Doméstica inválida acusada de furtar óculos usados não responderá a processo


04.06.14 | Diversos

Para o relator, a conduta é minimamente ofensiva, além de se tratar de acusada primária e de bons antecedentes.

Uma empregada doméstica inválida, acusada de furtar um par de óculos usado esquecido no balcão de uma lotérica, foi impedida de seguir respondendo por furto. Primária e sem antecedentes, ela devolveu os óculos e confessou tê-los guardado em sua bolsa ao encontrá-los esquecidos.

Um "laudo informal" avaliou o bem em R$ 200. Para o Tribunal de Justiça do Rio Grande do Sul (TJRS), o caso não se enquadraria no princípio da insignificância porque o valor do bem seria superior a 30% do salário mínimo então vigente, quando só poderia ser considerado futilidade o furto que alcançasse bem de no máximo 10% desse valor.

Além disso, para o TJRS, o furto teve significado para o proprietário, que chegou a registrar a ocorrência na esperança de reaver os óculos.

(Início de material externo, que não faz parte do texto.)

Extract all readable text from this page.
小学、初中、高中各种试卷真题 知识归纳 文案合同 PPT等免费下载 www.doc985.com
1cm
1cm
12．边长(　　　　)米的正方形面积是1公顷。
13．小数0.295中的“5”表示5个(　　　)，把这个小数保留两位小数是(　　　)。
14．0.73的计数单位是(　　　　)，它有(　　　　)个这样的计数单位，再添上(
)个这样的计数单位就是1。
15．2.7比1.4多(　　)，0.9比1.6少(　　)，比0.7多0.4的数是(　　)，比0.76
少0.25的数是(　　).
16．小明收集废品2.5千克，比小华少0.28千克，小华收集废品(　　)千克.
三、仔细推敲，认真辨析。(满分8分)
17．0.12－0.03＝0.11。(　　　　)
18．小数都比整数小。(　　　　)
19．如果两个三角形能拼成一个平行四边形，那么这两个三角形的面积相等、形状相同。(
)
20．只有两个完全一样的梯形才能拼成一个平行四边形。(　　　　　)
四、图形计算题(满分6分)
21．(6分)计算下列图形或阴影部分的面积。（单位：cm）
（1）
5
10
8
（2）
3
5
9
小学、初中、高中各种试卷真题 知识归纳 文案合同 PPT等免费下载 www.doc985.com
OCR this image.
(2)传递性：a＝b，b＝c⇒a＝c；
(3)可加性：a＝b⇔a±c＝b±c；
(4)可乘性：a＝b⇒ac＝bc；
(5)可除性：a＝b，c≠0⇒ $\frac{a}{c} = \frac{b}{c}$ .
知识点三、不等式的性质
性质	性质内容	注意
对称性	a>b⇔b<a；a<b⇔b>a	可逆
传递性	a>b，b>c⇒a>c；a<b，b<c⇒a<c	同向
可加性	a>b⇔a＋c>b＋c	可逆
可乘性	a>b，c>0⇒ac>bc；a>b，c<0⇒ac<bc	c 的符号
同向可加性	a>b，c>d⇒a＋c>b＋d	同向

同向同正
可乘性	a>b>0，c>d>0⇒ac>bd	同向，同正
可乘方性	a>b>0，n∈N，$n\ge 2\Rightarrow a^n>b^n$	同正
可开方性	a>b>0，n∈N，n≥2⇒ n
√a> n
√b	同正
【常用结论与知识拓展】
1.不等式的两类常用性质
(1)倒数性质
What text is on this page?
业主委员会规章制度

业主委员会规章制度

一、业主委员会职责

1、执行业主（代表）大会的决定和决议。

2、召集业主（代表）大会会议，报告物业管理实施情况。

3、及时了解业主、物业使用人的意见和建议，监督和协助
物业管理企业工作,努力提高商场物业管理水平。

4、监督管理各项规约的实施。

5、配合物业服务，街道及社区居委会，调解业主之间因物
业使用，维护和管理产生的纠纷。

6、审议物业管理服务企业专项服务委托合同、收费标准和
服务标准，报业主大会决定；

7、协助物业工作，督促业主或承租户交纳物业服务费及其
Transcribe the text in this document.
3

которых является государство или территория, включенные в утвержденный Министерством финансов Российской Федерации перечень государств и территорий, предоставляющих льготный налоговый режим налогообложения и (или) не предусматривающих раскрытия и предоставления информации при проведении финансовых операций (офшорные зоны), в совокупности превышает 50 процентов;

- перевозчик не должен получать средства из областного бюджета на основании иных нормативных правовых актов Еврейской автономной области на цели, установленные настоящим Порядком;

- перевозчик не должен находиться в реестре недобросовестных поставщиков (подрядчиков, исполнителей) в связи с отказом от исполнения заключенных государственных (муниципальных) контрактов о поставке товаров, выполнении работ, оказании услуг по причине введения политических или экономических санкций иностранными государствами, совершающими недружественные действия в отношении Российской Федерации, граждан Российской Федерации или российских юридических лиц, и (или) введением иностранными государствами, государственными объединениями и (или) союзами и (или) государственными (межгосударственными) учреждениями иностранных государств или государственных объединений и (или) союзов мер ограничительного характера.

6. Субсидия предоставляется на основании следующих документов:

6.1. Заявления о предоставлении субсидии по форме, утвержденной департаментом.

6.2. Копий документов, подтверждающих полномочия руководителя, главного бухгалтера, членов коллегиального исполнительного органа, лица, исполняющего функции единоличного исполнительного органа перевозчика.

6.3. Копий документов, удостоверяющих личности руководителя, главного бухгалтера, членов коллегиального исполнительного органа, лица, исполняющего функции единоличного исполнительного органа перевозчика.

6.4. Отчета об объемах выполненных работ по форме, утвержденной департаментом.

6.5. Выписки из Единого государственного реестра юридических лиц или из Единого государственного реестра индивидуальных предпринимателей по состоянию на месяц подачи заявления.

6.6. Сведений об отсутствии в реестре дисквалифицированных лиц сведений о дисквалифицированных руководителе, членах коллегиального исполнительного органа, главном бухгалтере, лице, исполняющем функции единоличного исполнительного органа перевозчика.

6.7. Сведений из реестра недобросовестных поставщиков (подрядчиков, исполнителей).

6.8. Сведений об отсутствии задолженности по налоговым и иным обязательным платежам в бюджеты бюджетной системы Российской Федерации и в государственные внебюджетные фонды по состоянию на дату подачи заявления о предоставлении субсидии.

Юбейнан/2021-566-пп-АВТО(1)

Ainda segundo o TJRS, como o furto ocorrera durante a tarde, em uma casa lotérica, o ato indicaria "considerável periculosidade social e comportamento com elevada reprovabilidade". A decisão do TJRS foi unânime.

No STJ, o Ministério Público Federal também se manifestou contrário ao trancamento da ação. Para o MPF, aplicar o princípio da insignificância no caso resultaria no estímulo à prática do crime e à impunidade, violando o direito constitucional à propriedade e dando proteção deficiente à vítima.

O ministro Marco Aurélio Bellizze, em decisão individual, atendeu à defesa e extinguiu a ação. Para o relator, a conduta é minimamente ofensiva, além de se tratar de acusada primária e de bons antecedentes.

Inconformado, o MPF recorreu da decisão individual. Mas a Quinta Turma, por unanimidade, rejeitou o agravo regimental no recurso em habeas corpus e confirmou o entendimento do relator.

"Sem razão o Ministério Público Federal", anotou o ministro. "A lei penal não deve ser invocada para atuar em hipóteses desprovidas de significação social, razão pela qual os princípios da insignificância e da intervenção mínima surgem para evitar situações dessa natureza, atuando como instrumentos de interpretação restrita do tipo penal", acrescentou.

"É bem verdade que, aceita a ideia de forma irrestrita, o Estado estaria dando margem a situações de perigo, na medida em que qualquer cidadão poderia se valer de tal princípio para justificar a prática de pequenos furtos. Isso incentivaria, por certo, condutas que atentariam contra a ordem social", ponderou o relator.

"No presente caso, a meu ver, verifica-se a presença dos referidos vetores, já que, além de o recorrente ser primário e de possuir bons antecedentes, o par de óculos subtraído foi avaliado em R$ 200. Portanto, não há como deixar de reconhecer a mínima ofensividade da conduta praticada pelo recorrente", concluiu.

Durante o julgamento, o ministro observou que a prática narrada nem mesmo configuraria furto (artigo 155 do Código Penal), mas apropriação de coisa achada (artigo 169, inciso II), cuja pena é significativamente inferior e ainda sujeita à forma privilegiada.